Field Intelligence guest column
Small and medium-size enterprises often suffer from not having the personnel or resources to adopt Industry 4.0 solutions in their factories, meaning innovation falls by the wayside. In part because of this, smaller players can also sometimes have limited imagination when it comes to utilizing advanced technologies. So industrial IoT platforms haven’t traditionally targeted them.
Until recently, the cost of implementing a new data solution outweighed the clear return on investment, so solutions were mainly adopted by Fortune 100 and larger companies.
As of 2020, 90 percent of small manufacturers in the U.S. didn’t even have an IoT implementation plan. Without such a strategy, sufficiently trained personnel or infrastructure for data collection, manufacturers can’t make use of technologies. Consequently, it’s challenging to see the full picture of potential margin improvements even on tight budgets.
It’s been a year and a half since we started working with Daiwa Steel Tube Industries, in Tochigi, Japan. It is already the largest galvanized steel tube producer in Japan, but its president, Shin Nakamura, saw opportunities to improve efficiency and an immediate need to make up for capability lost due to impending worker retirements.
When it comes to implementing software, however, Daiwa doesn’t have a large IT department. It also does not employ data scientists; its most mathematically technical person is its manufacturing engineer. Shin engaged us to provide smart-factory tools and the specific analytics that bridged that resource gap.
Daiwa is emblematic of many smaller manufacturers around the world. Manufacturers will need to replace institutional knowledge lost by retiring Baby Boomers: Japan alone is set to face a shortage of 6.44 million workers in the labor force by 2030.
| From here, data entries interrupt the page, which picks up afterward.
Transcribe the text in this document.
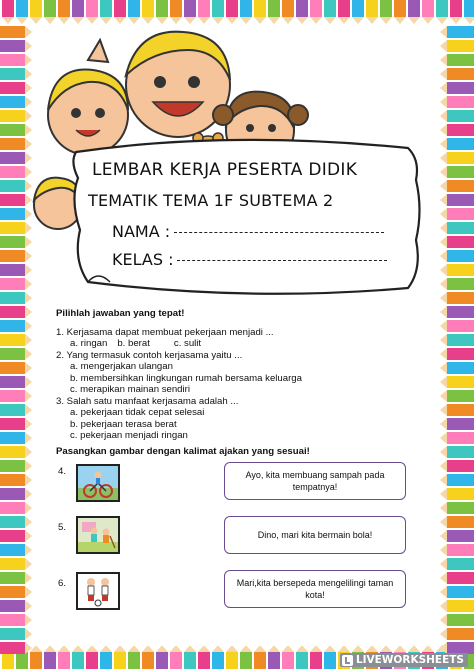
LEMBAR KERJA PESERTA DIDIK
TEMATIK TEMA 1F SUBTEMA 2
NAMA :
KELAS :
Pilihlah jawaban yang tepat!
1. Kerjasama dapat membuat pekerjaan menjadi ...
a. ringan b. berat	c. sulit
2. Yang termasuk contoh kerjasama yaitu ...
a. mengerjakan ulangan
b. membersihkan lingkungan rumah bersama keluarga
c. merapikan mainan sendiri
3. Salah satu manfaat kerjasama adalah ...
a. pekerjaan tidak cepat selesai
b. pekerjaan terasa berat
c. pekerjaan menjadi ringan
Pasangkan gambar dengan kalimat ajakan yang sesuai!
4.
5.
6.
Ayo, kita membuang sampah pada tempatnya!
Dino, mari kita bermain bola!
Mari,kita bersepeda mengelilingi taman kota!
LIVEWORKSHEETS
Utilizing advanced analytics—and getting new workers used to it—will be crucial for smaller players moving forward.
It will help to increase knowledge throughout the workforce, improve communication when issues occur on the production floor, and enhance visibility of key metrics.
From the outset, it was clear that Daiwa wasn’t collecting enough diversity of data for us to provide actionable insights.
For example, we could only access small samples of sensor data, such as whether the motors were out of range, but we couldn’t identify what impact that would have on the steel that they were producing.
We solved this by building our architecture to integrate sensor, enterprise IT, and streaming video all in one place.
Moreover, to gather data using other IIoT platforms, Daiwa needed to upgrade to newer generations of hardware that have open communication standards (such as OPC Unified Architecture).
Doing so brings additional operational risks, downtime and the cost of installing new hardware.
As a solution, we built our own drivers to bridge the gap to the older devices, ingested into a modern backend.
Daiwa operators can now interact with IndustrialML’s real-time dashboards, real-time alerts and have the ability to generate reports over any time period.
We have incorporated five different types of data sources to generate alerts, and we are actively tracking metrics on a week-to-week basis.
This has enabled the company to set improvement targets of 10 percent and higher for uptime and yield, potentially saving more than $1 million annually.